Increasing the energy production in an urban wastewater treatment plant using a high-rate activated sludge: Pilot plant demonstration and energy balance

Abstract

The use of high-rate activated sludge (HRAS) reactors for the removal of COD in urban wastewater treatment plants (WWTPs) has been investigated because its potential contribution to energy generating WWTPs. A one-year operation period of a pilot plant treating the effluent of the primary settler of a full-scale WWTP was analyzed. The HRAS pilot plant operated without iron salts addition at temperatures between 12 and 28 °C at an average organic loading rate 2.8 ± 0.5 kg COD m−3 d−1 and with an average inflow COD concentration of 330 ± 86 mg O2 L−1. The influence of sludge retention time (SRT) on COD recovery and biomethane potential of the produced sludge was investigated and compared to the full scale WWTP performance. The highest observed sludge yield coefficient and biomethane potential of the sludge were achieved at SRT of 0.6 days.
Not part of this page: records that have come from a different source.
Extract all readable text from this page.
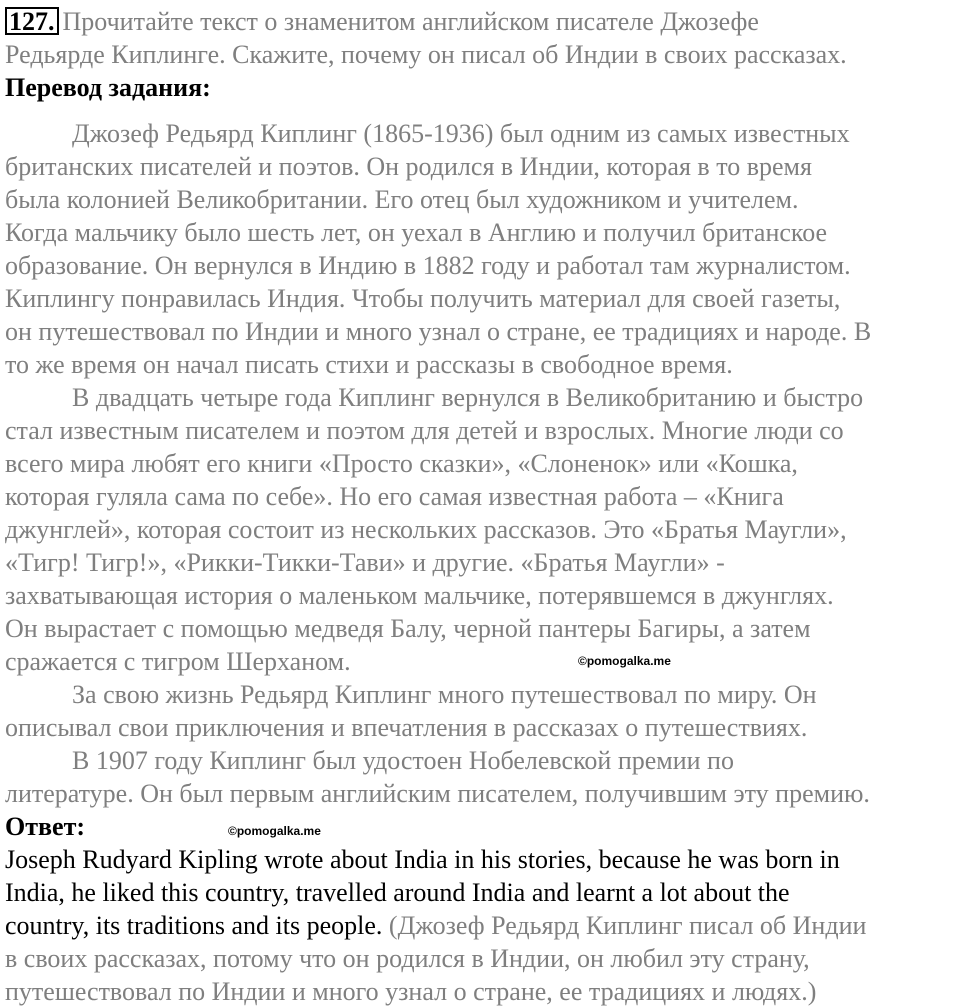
127. Прочитайте текст о знаменитом английском писателе Джозефе
Редьярде Киплинге. Скажите, почему он писал об Индии в своих рассказах.
Перевод задания:
Джозеф Редьярд Киплинг (1865-1936) был одним из самых известных
британских писателей и поэтов. Он родился в Индии, которая в то время
была колонией Великобритании. Его отец был художником и учителем.
Когда мальчику было шесть лет, он уехал в Англию и получил британское
образование. Он вернулся в Индию в 1882 году и работал там журналистом.
Киплингу понравилась Индия. Чтобы получить материал для своей газеты,
он путешествовал по Индии и много узнал о стране, ее традициях и народе. В
то же время он начал писать стихи и рассказы в свободное время.
В двадцать четыре года Киплинг вернулся в Великобританию и быстро
стал известным писателем и поэтом для детей и взрослых. Многие люди со
всего мира любят его книги «Просто сказки», «Слоненок» или «Кошка,
которая гуляла сама по себе». Но его самая известная работа – «Книга
джунглей», которая состоит из нескольких рассказов. Это «Братья Маугли»,
«Тигр! Тигр!», «Рикки-Тикки-Тави» и другие. «Братья Маугли» -
захватывающая история о маленьком мальчике, потерявшемся в джунглях.
Он вырастает с помощью медведя Балу, черной пантеры Багиры, а затем
сражается с тигром Шерханом.	©pomogalka.me
За свою жизнь Редьярд Киплинг много путешествовал по миру. Он
описывал свои приключения и впечатления в рассказах о путешествиях.
В 1907 году Киплинг был удостоен Нобелевской премии по
литературе. Он был первым английским писателем, получившим эту премию.
Ответ:	©pomogalka.me
Joseph Rudyard Kipling wrote about India in his stories, because he was born in
India, he liked this country, travelled around India and learnt a lot about the
country, its traditions and its people. (Джозеф Редьярд Киплинг писал об Индии
в своих рассказах, потому что он родился в Индии, он любил эту страну,
путешествовал по Индии и много узнал о стране, ее традициях и людях.)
The weak point of the HRAS performance at STR of 0.6 days is the high loss of organic matter in the effluent due to the limited efficiency of the solids separation in the secondary settler. At higher SRT (in the range 1.0–2.1 days), the secondary settler efficiency and the COD recovery are higher than those achieved at SRT of 0.6 days but part of the inlet ammonium can be nitrified in the HRAS system at temperatures above 20 °C. A detailed energy balance indicated that two-thirds reduction of aeration requirements and one-third increase of biogas production could be achieved in a plant configuration in which HRAS is coupled to autotrophic biological nitrogen removal (BNR) compared to the heterotrophic BNR configuration, yielding a net energy production of ca. 0.1 kWh m−3 of treated water.